The MPs gave their backing to proposals for a House of Commons committee inquiry into the events of June 18 1984, and urged Ms Rudd to order the Home Office to co-operate fully with any such probe and release all relevant police and government documents.
Ms Rudd sparked fury in mining communities when she announced on Monday that there would be no public inquiry into the clashes between police and pickets at the Orgreave coking plant, which saw some of the most violent scenes of the 1984-85 miners' strike.
Campaigners vowed to continue their fight, telling a press conference at the National Union of Mineworkers' HQ in Barnsley: "We regard the gloves as off now on our side".
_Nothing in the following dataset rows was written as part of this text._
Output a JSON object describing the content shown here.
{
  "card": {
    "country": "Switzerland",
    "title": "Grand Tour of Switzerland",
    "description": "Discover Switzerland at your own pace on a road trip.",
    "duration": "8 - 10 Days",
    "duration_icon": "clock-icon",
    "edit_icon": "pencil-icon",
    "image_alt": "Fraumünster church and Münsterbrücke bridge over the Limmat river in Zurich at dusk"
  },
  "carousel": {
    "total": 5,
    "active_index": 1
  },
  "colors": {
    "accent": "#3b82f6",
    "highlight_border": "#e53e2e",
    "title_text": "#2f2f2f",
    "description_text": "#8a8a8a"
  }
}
The Orgreave Truth and Justice Campaign is studying a six-page letter from the Home Secretary before deciding its next steps, although Michael Mansfield QC, who acted for some miners involved in failed prosecutions following the 1984 clash, said a judicial review was being "actively considered".
Proposals for a select committee inquiry were raised in the House of Commons on Monday by senior Conservative backbencher Sir Edward Leigh, who said it would have the power 'to interview all witnesses about matters - including advice to ministers'.
A special committee could be set up for the job, or it could be conducted by one of the cross-party panels which scrutinise Government departments, such as the Home Affairs Select Committee.
Ms Rudd described the suggestion as 'interesting', but added it was a matter for MPs to decide.
The Battle of Orgreave saw the deployment of horseback charges and baton-wielding 'snatch squads' as 6,000 police officers from around the country attempted to prevent striking miners from blocking coke deliveries.
A group of 95 individuals miners were charged with riot and violent disorder, but cases collapsed over the accuracy of police statements.